Heather ’72 and Don Minto ’73

The Farm Gate to the Dinner Plate

The road to Watson Farm in Jamestown, R.I., runs up a wooded drive, past the farmhouse, through the farmyard with its resident sheepdogs, geese, and chickens and over the hill to open pastures that sweep down to Narragansett Bay. This land has been farmed for 400 years, the last 30 of them by Heather and Don Minto.

The Mintos met at URI where Don studied plant and soil science and Heather studied historic textiles and museum education. By the late 1970s, they had decided to farm and were reluctantly ready to move to North Carolina for affordable land when they heard that Historic New England was searching for a farmer to work Watson Farm, recently bequeathed to the organization with the stipulation that the 265 acres be farmed in perpetuity.

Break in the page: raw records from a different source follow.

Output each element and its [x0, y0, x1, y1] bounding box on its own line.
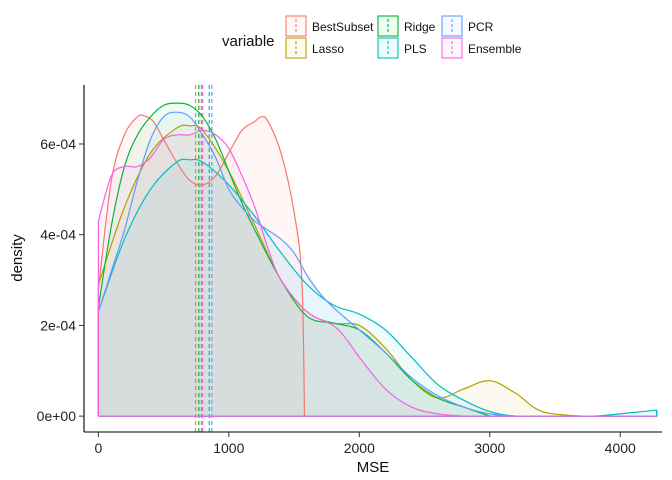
- density-curves: [97, 102, 658, 418]
- density-curve-pcr: [97, 111, 657, 417]
- legend-label: PCR: [468, 20, 494, 34]
- y-tick-label: 2e-04: [40, 317, 76, 333]
- y-tick-label: 6e-04: [40, 136, 76, 152]
- legend-label: BestSubset: [312, 20, 374, 34]
- legend-item-ensemble: Ensemble: [441, 37, 522, 59]
- legend: variable BestSubset Lasso Ridge PLS PCR Ensem…: [222, 15, 522, 59]
- x-tick-label: 2000: [344, 440, 375, 456]
- legend-item-lasso: Lasso: [285, 37, 344, 59]
- legend-label: Lasso: [312, 42, 344, 56]
- y-axis-ticks: 0e+00 2e-04 4e-04 6e-04: [37, 136, 84, 424]
- density-fill-ridge: [98, 103, 490, 417]
- x-tick-label: 4000: [605, 440, 636, 456]
- legend-item-bestsubset: BestSubset: [285, 15, 374, 37]
- density-fill-pls: [98, 159, 657, 417]
- legend-item-pls: PLS: [377, 37, 427, 59]
- axes: [83, 85, 662, 433]
- density-fill-lasso: [98, 125, 582, 417]
- legend-label: Ensemble: [468, 42, 522, 56]
- density-curve-ridge: [97, 102, 657, 417]
- x-tick-label: 3000: [474, 440, 505, 456]
- legend-item-ridge: Ridge: [377, 15, 436, 37]
- density-curve-bestsubset: [97, 114, 657, 417]
- y-axis-title: density: [9, 234, 26, 282]
- x-tick-label: 0: [94, 440, 102, 456]
- x-axis-ticks: 0 1000 2000 3000 4000: [94, 432, 636, 456]
- y-tick-label: 0e+00: [37, 408, 77, 424]
- legend-label: Ridge: [404, 20, 436, 34]
- legend-label: PLS: [404, 42, 427, 56]
- y-tick-label: 4e-04: [40, 227, 76, 243]
- x-axis-title: MSE: [357, 459, 390, 476]
- density-fills: [98, 103, 657, 417]
- legend-item-pcr: PCR: [441, 15, 494, 37]
- density-fill-ensemble: [98, 130, 464, 417]
- x-tick-label: 1000: [213, 440, 244, 456]
- mean-lines: [194, 85, 213, 432]
- density-curve-ensemble: [97, 129, 657, 417]
- legend-title: variable: [222, 33, 275, 50]
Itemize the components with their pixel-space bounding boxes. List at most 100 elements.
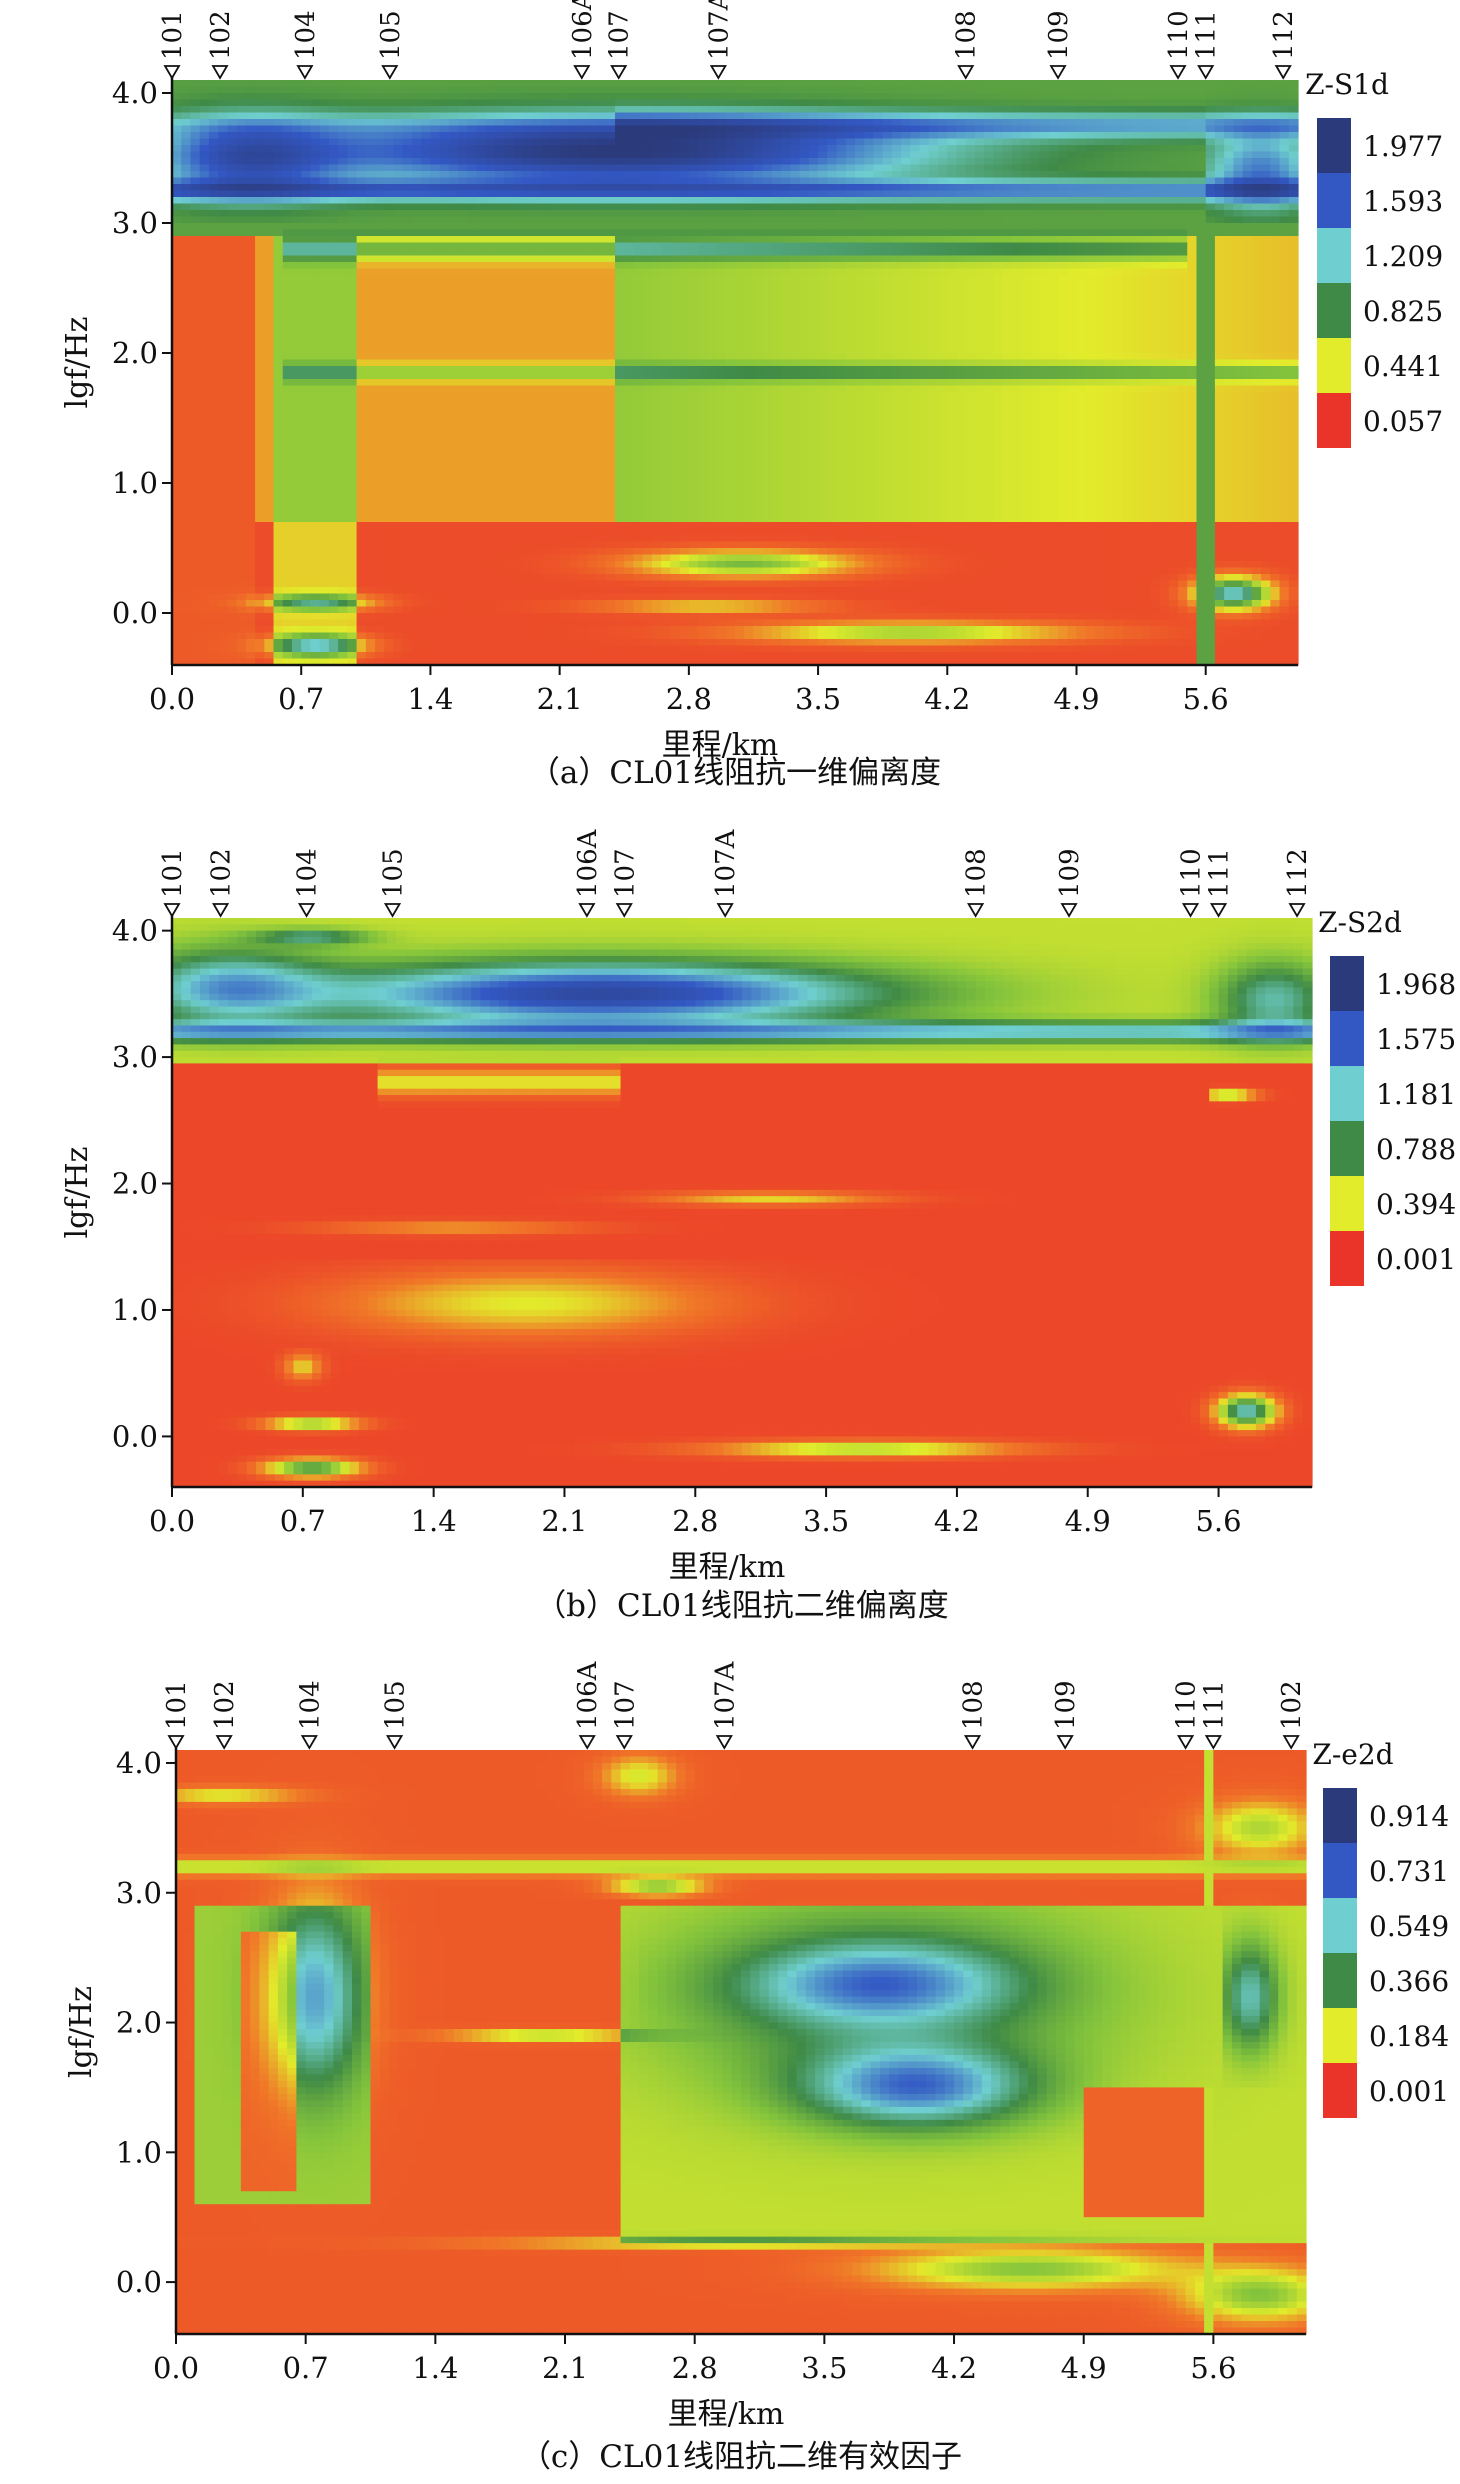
station-label: 102: [207, 848, 237, 898]
station-marker: [1058, 1736, 1072, 1748]
legend-value: 1.575: [1376, 1023, 1456, 1056]
legend-swatch: [1330, 956, 1364, 1011]
station-label: 111: [1192, 10, 1222, 60]
station-marker: [717, 1736, 731, 1748]
legend-value: 1.968: [1376, 968, 1456, 1001]
x-tick-label: 5.6: [1183, 682, 1229, 716]
legend-value: 0.001: [1376, 1243, 1456, 1276]
y-tick-label: 1.0: [112, 466, 158, 500]
x-axis-label: 里程/km: [668, 2397, 785, 2432]
x-axis-label: 里程/km: [669, 1550, 786, 1585]
y-tick-label: 4.0: [112, 76, 158, 110]
legend-title: Z-e2d: [1312, 1738, 1393, 1771]
legend-swatch: [1323, 2063, 1357, 2118]
y-tick-label: 3.0: [112, 1040, 158, 1074]
x-tick-label: 4.2: [934, 1504, 980, 1538]
chart-panel-1: 0.0 0.7 1.4 2.1 2.8 3.5 4.2 4.9 5.60.01.02.03.04…: [60, 0, 1443, 791]
station-marker: [1284, 1736, 1298, 1748]
station-marker: [1179, 1736, 1193, 1748]
station-marker: [165, 66, 179, 78]
station-marker: [1212, 904, 1226, 916]
x-tick-label: 4.9: [1061, 2351, 1107, 2385]
y-tick-label: 2.0: [112, 1167, 158, 1201]
station-label: 109: [1051, 1680, 1081, 1730]
y-axis-label: lgf/Hz: [60, 317, 95, 409]
legend-swatch: [1330, 1121, 1364, 1176]
heatmap-cells: [172, 918, 1313, 1488]
station-label: 104: [293, 848, 323, 898]
y-tick-label: 1.0: [116, 2135, 162, 2169]
station-marker: [580, 904, 594, 916]
station-label: 112: [1283, 848, 1313, 898]
station-marker: [169, 1736, 183, 1748]
y-tick-label: 4.0: [116, 1746, 162, 1780]
station-label: 111: [1199, 1680, 1229, 1730]
x-tick-label: 4.2: [931, 2351, 977, 2385]
station-marker: [214, 904, 228, 916]
station-marker: [1206, 1736, 1220, 1748]
x-tick-label: 4.9: [1053, 682, 1099, 716]
station-label: 101: [158, 848, 188, 898]
x-tick-label: 1.4: [412, 2351, 458, 2385]
legend-value: 0.731: [1369, 1855, 1449, 1888]
station-label: 101: [158, 10, 188, 60]
legend-value: 1.181: [1376, 1078, 1456, 1111]
figure-caption: （b）CL01线阻抗二维偏离度: [535, 1588, 949, 1624]
legend-value: 0.441: [1363, 350, 1443, 383]
x-tick-label: 5.6: [1190, 2351, 1236, 2385]
x-tick-label: 0.7: [283, 2351, 329, 2385]
station-label: 108: [962, 848, 992, 898]
station-label: 109: [1044, 10, 1074, 60]
station-label: 110: [1164, 10, 1194, 60]
station-marker: [383, 66, 397, 78]
station-marker: [1062, 904, 1076, 916]
station-marker: [302, 1736, 316, 1748]
y-tick-label: 0.0: [112, 596, 158, 630]
legend-swatch: [1317, 228, 1351, 283]
station-label: 107A: [711, 828, 741, 898]
x-tick-label: 4.9: [1065, 1504, 1111, 1538]
station-marker: [1051, 66, 1065, 78]
station-label: 107: [610, 848, 640, 898]
legend-title: Z-S2d: [1318, 906, 1402, 939]
legend-value: 0.788: [1376, 1133, 1456, 1166]
station-label: 110: [1172, 1680, 1202, 1730]
station-marker: [718, 904, 732, 916]
station-label: 106A: [573, 828, 603, 898]
x-tick-label: 4.2: [924, 682, 970, 716]
x-tick-label: 2.1: [537, 682, 583, 716]
station-marker: [213, 66, 227, 78]
legend-value: 0.001: [1369, 2075, 1449, 2108]
station-label: 107: [610, 1680, 640, 1730]
station-label: 106A: [573, 1660, 603, 1730]
station-label: 105: [376, 10, 406, 60]
x-tick-label: 0.7: [280, 1504, 326, 1538]
station-marker: [1199, 66, 1213, 78]
y-tick-label: 0.0: [116, 2265, 162, 2299]
station-marker: [388, 1736, 402, 1748]
chart-panel-2: 0.0 0.7 1.4 2.1 2.8 3.5 4.2 4.9 5.60.01.02.03.04…: [60, 828, 1456, 1624]
station-marker: [711, 66, 725, 78]
y-tick-label: 0.0: [112, 1419, 158, 1453]
y-axis-label: lgf/Hz: [64, 1986, 99, 2078]
station-marker: [386, 904, 400, 916]
station-label: 104: [295, 1680, 325, 1730]
legend-value: 1.209: [1363, 240, 1443, 273]
station-marker: [1276, 66, 1290, 78]
legend-value: 0.394: [1376, 1188, 1456, 1221]
station-label: 110: [1177, 848, 1207, 898]
station-marker: [617, 904, 631, 916]
x-tick-label: 0.0: [153, 2351, 199, 2385]
station-label: 107A: [704, 0, 734, 60]
legend-swatch: [1317, 283, 1351, 338]
legend-value: 0.549: [1369, 1910, 1449, 1943]
figure-caption: （c）CL01线阻抗二维有效因子: [520, 2439, 962, 2475]
x-tick-label: 1.4: [411, 1504, 457, 1538]
legend-swatch: [1317, 338, 1351, 393]
figure-caption: （a）CL01线阻抗一维偏离度: [529, 755, 941, 791]
legend-swatch: [1330, 1066, 1364, 1121]
x-tick-label: 2.8: [672, 2351, 718, 2385]
x-tick-label: 0.0: [149, 682, 195, 716]
station-label: 104: [291, 10, 321, 60]
legend-swatch: [1330, 1011, 1364, 1066]
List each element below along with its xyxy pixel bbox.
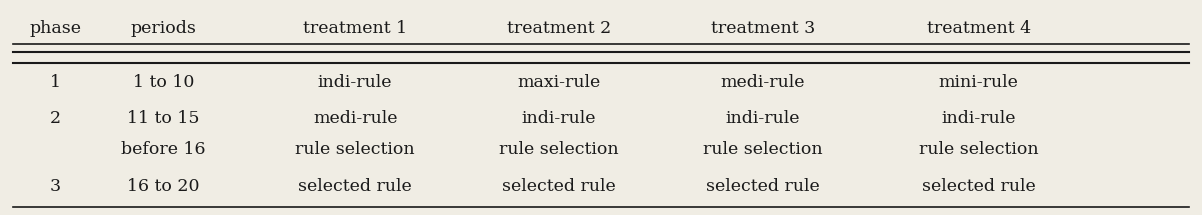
Text: selected rule: selected rule (298, 178, 412, 195)
Text: 11 to 15: 11 to 15 (127, 110, 200, 127)
Text: medi-rule: medi-rule (721, 74, 805, 91)
Text: treatment 4: treatment 4 (927, 20, 1031, 37)
Text: rule selection: rule selection (499, 141, 619, 158)
Text: 2: 2 (49, 110, 61, 127)
Text: 1 to 10: 1 to 10 (132, 74, 194, 91)
Text: indi-rule: indi-rule (941, 110, 1016, 127)
Text: treatment 1: treatment 1 (303, 20, 407, 37)
Text: selected rule: selected rule (706, 178, 820, 195)
Text: 3: 3 (49, 178, 61, 195)
Text: phase: phase (29, 20, 82, 37)
Text: 1: 1 (49, 74, 61, 91)
Text: mini-rule: mini-rule (939, 74, 1018, 91)
Text: before 16: before 16 (121, 141, 206, 158)
Text: indi-rule: indi-rule (317, 74, 392, 91)
Text: rule selection: rule selection (920, 141, 1039, 158)
Text: periods: periods (130, 20, 196, 37)
Text: maxi-rule: maxi-rule (517, 74, 601, 91)
Text: selected rule: selected rule (922, 178, 1036, 195)
Text: 16 to 20: 16 to 20 (127, 178, 200, 195)
Text: indi-rule: indi-rule (522, 110, 596, 127)
Text: rule selection: rule selection (703, 141, 822, 158)
Text: indi-rule: indi-rule (726, 110, 801, 127)
Text: treatment 3: treatment 3 (710, 20, 815, 37)
Text: medi-rule: medi-rule (313, 110, 398, 127)
Text: treatment 2: treatment 2 (507, 20, 611, 37)
Text: rule selection: rule selection (296, 141, 415, 158)
Text: selected rule: selected rule (502, 178, 615, 195)
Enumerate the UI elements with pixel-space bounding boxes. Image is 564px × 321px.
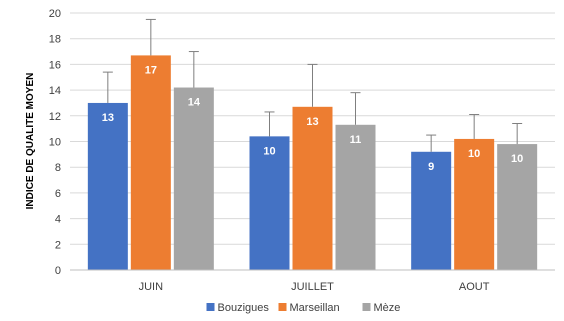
y-tick-label: 18 (49, 34, 61, 46)
legend-entry: Mèze (374, 302, 401, 314)
data-label: 9 (428, 161, 434, 173)
legend-swatch (206, 303, 215, 311)
y-tick-label: 16 (49, 59, 61, 71)
data-labels: 13 17 14 10 13 11 9 10 10 (102, 64, 524, 172)
y-tick-label: 4 (55, 214, 61, 226)
bar-m-ze (173, 87, 214, 270)
legend: Bouzigues Marseillan Mèze (206, 302, 401, 314)
data-label: 14 (188, 97, 201, 109)
y-tick-label: 12 (49, 111, 61, 123)
legend-swatch (278, 303, 287, 311)
y-tick-label: 8 (55, 162, 61, 174)
legend-entry: Bouzigues (218, 302, 270, 314)
bar-marseillan (292, 106, 333, 271)
y-tick-label: 20 (49, 8, 61, 20)
x-category-label: JUIN (139, 281, 164, 293)
legend-swatch (362, 303, 371, 311)
bar-bouzigues (411, 151, 452, 270)
x-category-label: AOUT (459, 281, 490, 293)
data-label: 13 (102, 112, 114, 124)
y-tick-label: 14 (49, 85, 61, 97)
data-label: 11 (350, 134, 362, 146)
y-axis-ticks: 0 2 4 6 8 10 12 14 16 18 20 (49, 8, 61, 277)
data-label: 17 (145, 64, 157, 76)
bar-marseillan (454, 138, 495, 270)
data-label: 10 (511, 153, 523, 165)
bar-bouzigues (87, 102, 128, 270)
bar-bouzigues (249, 136, 290, 270)
y-tick-label: 6 (55, 188, 61, 200)
bar-marseillan (130, 55, 171, 270)
data-label: 13 (306, 116, 318, 128)
y-axis-label: INDICE DE QUALITE MOYEN (25, 73, 36, 210)
x-axis-categories: JUIN JUILLET AOUT (139, 281, 490, 293)
bars (87, 55, 538, 271)
bar-m-ze (497, 144, 538, 270)
y-tick-label: 10 (49, 137, 61, 149)
x-category-label: JUILLET (291, 281, 334, 293)
error-bars (102, 18, 523, 152)
bar-m-ze (335, 124, 376, 270)
y-tick-label: 0 (55, 265, 61, 277)
legend-entry: Marseillan (290, 302, 340, 314)
data-label: 10 (468, 148, 480, 160)
y-tick-label: 2 (55, 239, 61, 251)
data-label: 10 (263, 145, 275, 157)
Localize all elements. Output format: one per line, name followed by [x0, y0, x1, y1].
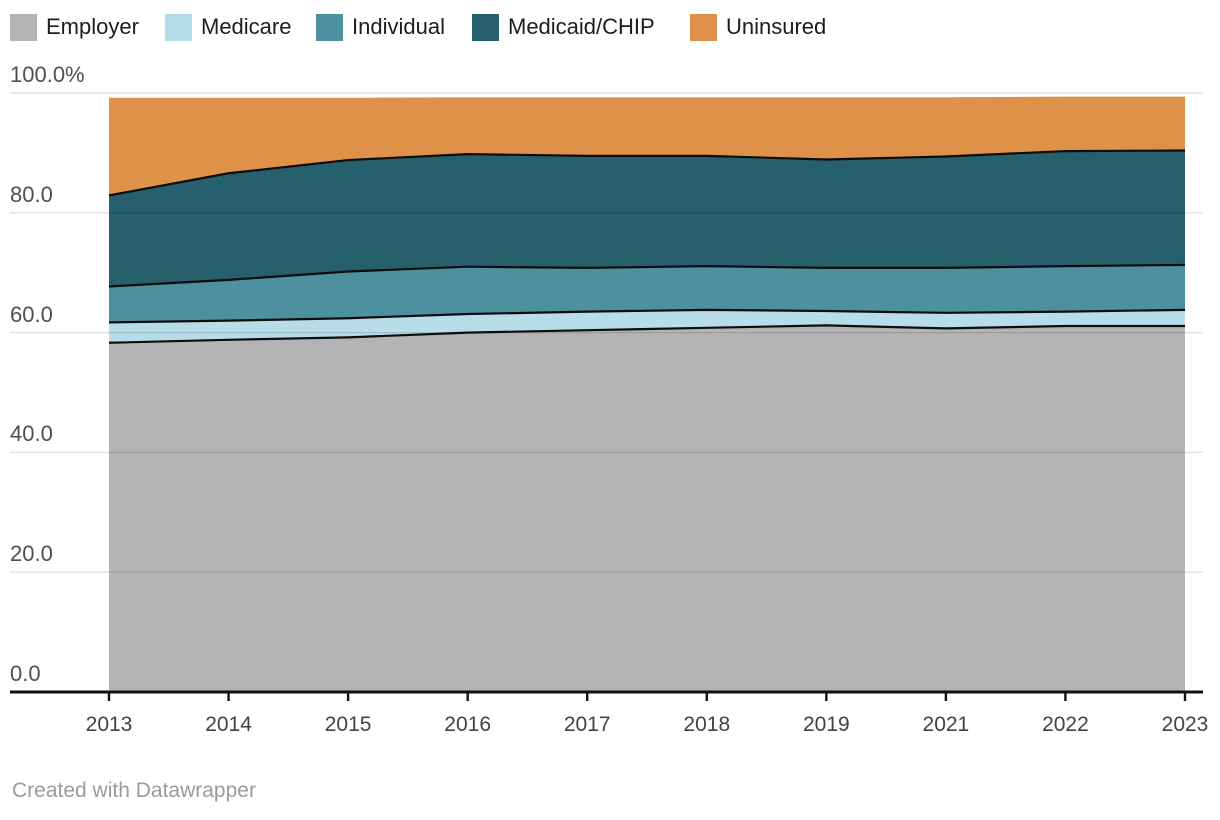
x-axis-tick-label-2017: 2017 — [563, 713, 611, 736]
divider-medicaid-chip — [108, 149, 1186, 197]
divider-medicare — [108, 308, 1186, 324]
legend: Employer Medicare Individual Medicaid/CH… — [0, 0, 1220, 50]
divider-employer — [108, 324, 1185, 344]
x-axis-tick-label-2023: 2023 — [1161, 713, 1209, 736]
datawrapper-credit-link[interactable]: Created with Datawrapper — [12, 779, 256, 802]
legend-swatch-medicaid-chip — [472, 13, 499, 41]
area-employer — [109, 325, 1185, 692]
y-axis-tick-label-100: 100.0% — [10, 62, 85, 87]
legend-item-medicaid-chip: Medicaid/CHIP — [472, 13, 655, 41]
legend-label-medicaid-chip: Medicaid/CHIP — [508, 14, 655, 39]
area-uninsured — [109, 96, 1185, 196]
legend-item-employer: Employer — [10, 13, 139, 41]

The deadline for applications was close, the Mintos had a new baby with another on the way, no money, and no plan, but inspired by their first walk across the “green paradise,” they worked up a proposal, wowed the interviewers, and were offered the position at their first meeting.

While the 18th century farmhouse was being made habitable the Minto family lived in a tent, “a very nice tent” Don remembers, with a floor covered with sheepskins for the two babies. The young parents worked outside to bring the farm back to life.

These days Watson Farm is a beautiful working landscape open for trail walks and farm festivals. The Mintos, who pasture-raise Red Devon cattle and Romney cross sheep, articulate the benefits of grass fed meats while selling their beef and lamb at local farmers markets as well as directly from the farm.

The Mintos are champions of local sustainable agriculture intent on “raising awareness of the importance of rebuilding the decaying fabric of agriculture and soil sustainability.” Don emphasizes that sustainability must make economic sense for the farmer by “shortening the distance between the farm gate and the dinner plate” to make family farms viable once again.